Getting a common understanding of what an incident is (and isn’t) is the first step in bringing people into your incident response process.
You need this so that:
- Incidents get declared consistently. If people aren’t sure, they’ll often err on the side of not declaring one, and response suffers.
- Everyone’s talking the same language, so they can collaborate across functions
Don’t limit the definition to engineering: getting your whole org to think about anything unexpected in the same way leads to better collaboration when things go wrong (see Communicating within your organisation)
Our definition #
Clearly, there's no hard-and-fast definition that'll work for everyone, but we recommend the following as a sensible default:
An incident is anything that takes you away from planned work with a degree of urgency.
Declare more incidents #
Organisations generally set their threshold for incidents high, where only the most severe events are called incidents. We believe smaller incidents are extremely valuable, and there's significant value to be obtained by lowering your threshold for an incident. Smaller incidents are a great way to learn about the failure cases of systems and provide an opportunity for teams to practice response to larger issues.
When the cost of declaring an incident is low, there's little reason to avoid reporting and plenty of value to be extracted. Give it a go!
Practice makes perfect
The best way to embed a process into your organisation is to use it. A lot. This helps everyone learn the process, and get better at incident response overall, so when something really bad happens it feels like a well-oiled machine. If you’re on the fence - lower your threshold!
The golden questions #
Still struggling to pin-point exactly which things are and aren't incidents? If the answer to one or two of these is yes, you probably have an incident on your hands.

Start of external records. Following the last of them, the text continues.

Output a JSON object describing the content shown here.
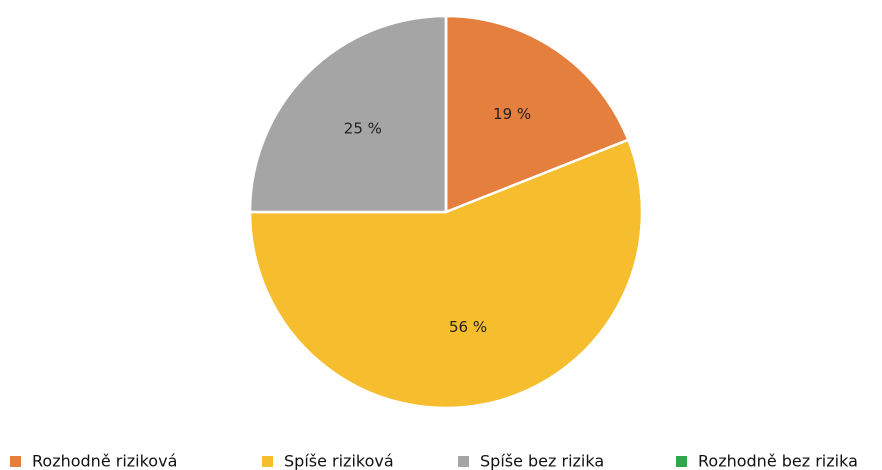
{
  "chart_data": {
    "type": "pie",
    "categories": [
      "Rozhodně riziková",
      "Spíše riziková",
      "Spíše bez rizika",
      "Rozhodně bez rizika"
    ],
    "values": [
      19,
      56,
      25,
      0
    ],
    "value_labels": [
      "19 %",
      "56 %",
      "25 %",
      null
    ],
    "colors": [
      "#e47f3e",
      "#f6be2e",
      "#a5a5a5",
      "#2ea84a"
    ]
  }
}
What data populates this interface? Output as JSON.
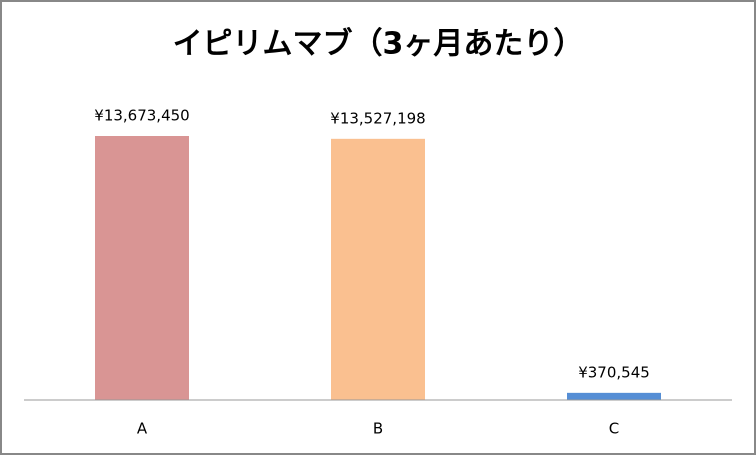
{
  "chart_data": {
    "type": "bar",
    "title": "イピリムマブ（3ヶ月あたり）",
    "categories": [
      "A",
      "B",
      "C"
    ],
    "values": [
      13673450,
      13527198,
      370545
    ],
    "value_labels": [
      "¥13,673,450",
      "¥13,527,198",
      "¥370,545"
    ],
    "colors": [
      "#d99594",
      "#fac090",
      "#558ed5"
    ]
  }
}
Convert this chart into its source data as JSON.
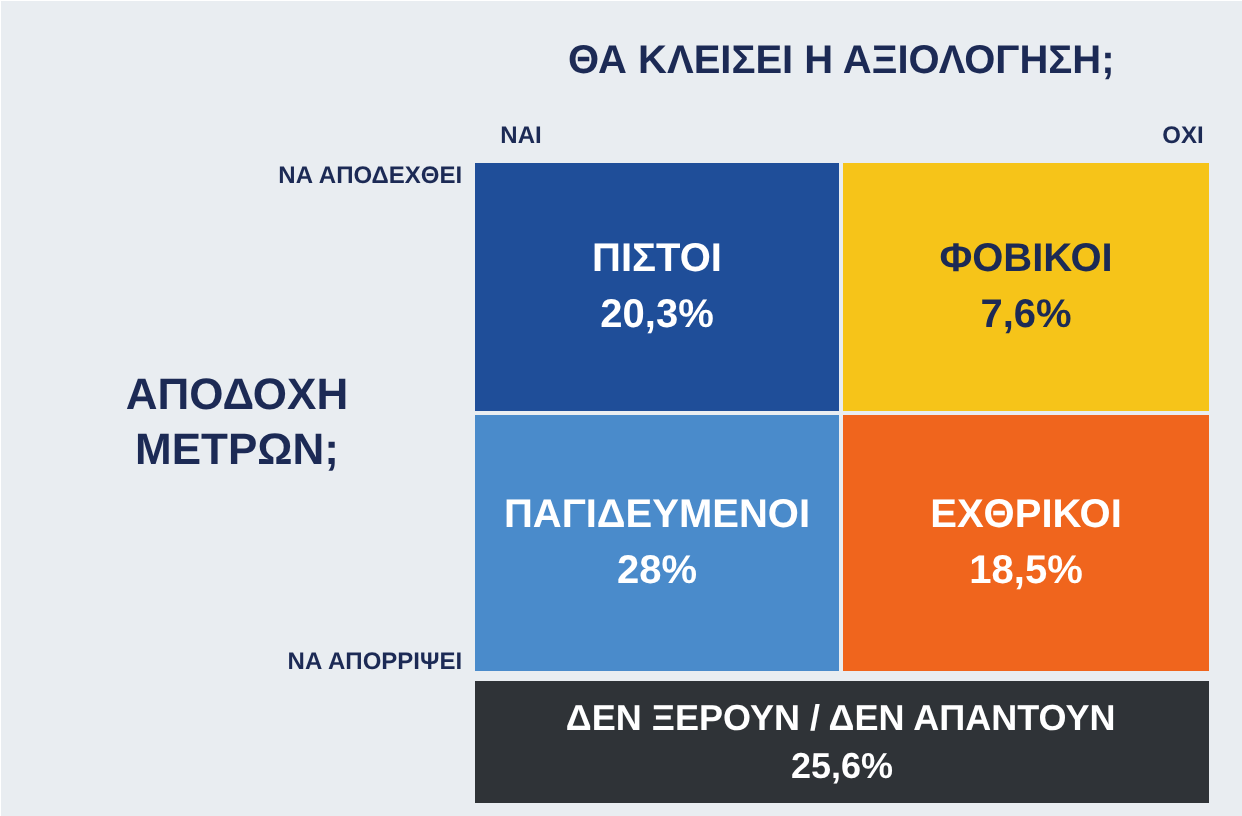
{
  "chart_data": {
    "type": "other",
    "title": "ΘΑ ΚΛΕΙΣΕΙ Η ΑΞΙΟΛΟΓΗΣΗ;",
    "ylabel": "ΑΠΟΔΟΧΗ ΜΕΤΡΩΝ;",
    "categories": [
      "ΠΙΣΤΟΙ",
      "ΦΟΒΙΚΟΙ",
      "ΠΑΓΙΔΕΥΜΕΝΟΙ",
      "ΕΧΘΡΙΚΟΙ",
      "ΔΕΝ ΞΕΡΟΥΝ / ΔΕΝ ΑΠΑΝΤΟΥΝ"
    ],
    "values": [
      20.3,
      7.6,
      28,
      18.5,
      25.6
    ],
    "value_labels": [
      "20,3%",
      "7,6%",
      "28%",
      "18,5%",
      "25,6%"
    ],
    "colors": [
      "#1f4e99",
      "#f6c419",
      "#4a8bcb",
      "#f0651d",
      "#2f3337"
    ],
    "annotations": [
      "ΝΑΙ",
      "ΟΧΙ",
      "ΝΑ ΑΠΟΔΕΧΘΕΙ",
      "ΝΑ ΑΠΟΡΡΙΨΕΙ"
    ]
  }
}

Does the problem you're facing have a risk of some negative impact on the product, business or customers?
I hope it goes without saying, but incidents generally aren't a positive thing. Someone, or something, might be negatively impacted in a small or large way.
Do you need to respond to the problem urgently, outside of your planned work?
Incidents require some urgent action to be taken to investigate and remediate. They aren't deferrable in the same way as a normal task or a bug might be.
Do you need to coordinate between multiple people or departments?
Incidents are generally not something one person can reasonably address end to end without involving anyone else.
Do you need to communicate to the rest of the organisation, or to your customers?
Incidents often require other stakeholders to be kept in the loop with periodic updates on status. These might be your team, your board of directors, or your customers.
Is this something you want to discuss afterwards and review to extract learnings?
After an incident, you'll generally want to dig deeper to learn more and see how you might prevent this in the future.
Incidents and non-incidents #
Convinced, but looking for some examples? We've got you covered. As with most things, context is everything, so read these as guidelines rather than hard and fast rules.
Things we'd call incidents #
- A website checkout error repeatedly preventing a single customer from paying for their basket is an engineering incident.
- You’re running a food delivery service and there are not enough delivery riders being on shift. Delivery times to customers have dramatically increased, and customers are complaining. As a result, you have an operational and product incident.
- Your largest customer threatening to churn unless you re-negotiate their contract is a customer success incident.
- An ex-employee threatening to maliciously leak confidential information about the business is a security incident.
- A customer support agent sending data to the wrong customer is an operational and privacy incident.
Things we wouldn't call incidents #
- A minor CSS formatting issue affecting users on a tiny percentage of browsers. It has a small negative impact on a very small number of users but doesn't require an urgent response and you can prioritise it against other work.
- An employee resigning from the business. Although it has negative impacts, it's an expected normal business flow and doesn't need to be responded to urgently.
- Someone dropped a glass in the office. This requires urgency in response to clean it up so others aren't hurt but doesn't require coordination, communication or systemic improvements.
How we work at incident.io #
At incident.io we treat any interruption to normal work as an incident. That might mean a single Sentry error that needs investigation, some behaviour we can’t explain, or a report from a customer. We do this so that we:
- Make ownership clear: “I can see Lawrence is looking at that bug, I’ll leave him to it”
- Aid knowledge sharing: “I see Sophie looked into an issue last night which was related to the thing I was working on. I’ll scan through what happened”
- Ruthlessly prioritise: we use incidents to systematically triage issues quickly to determine whether a fix needs to be picked up immediately or deferred until later
We’re not logging these incidents with the intention of running lengthy post-mortems or extracting rich insights. Those things will be valuable at scale, but as a small organisation, we're optimising for transparency and speed of recovery.
We suspect we’ll change our approach as we scale, but for our early days, this approach has served us really well.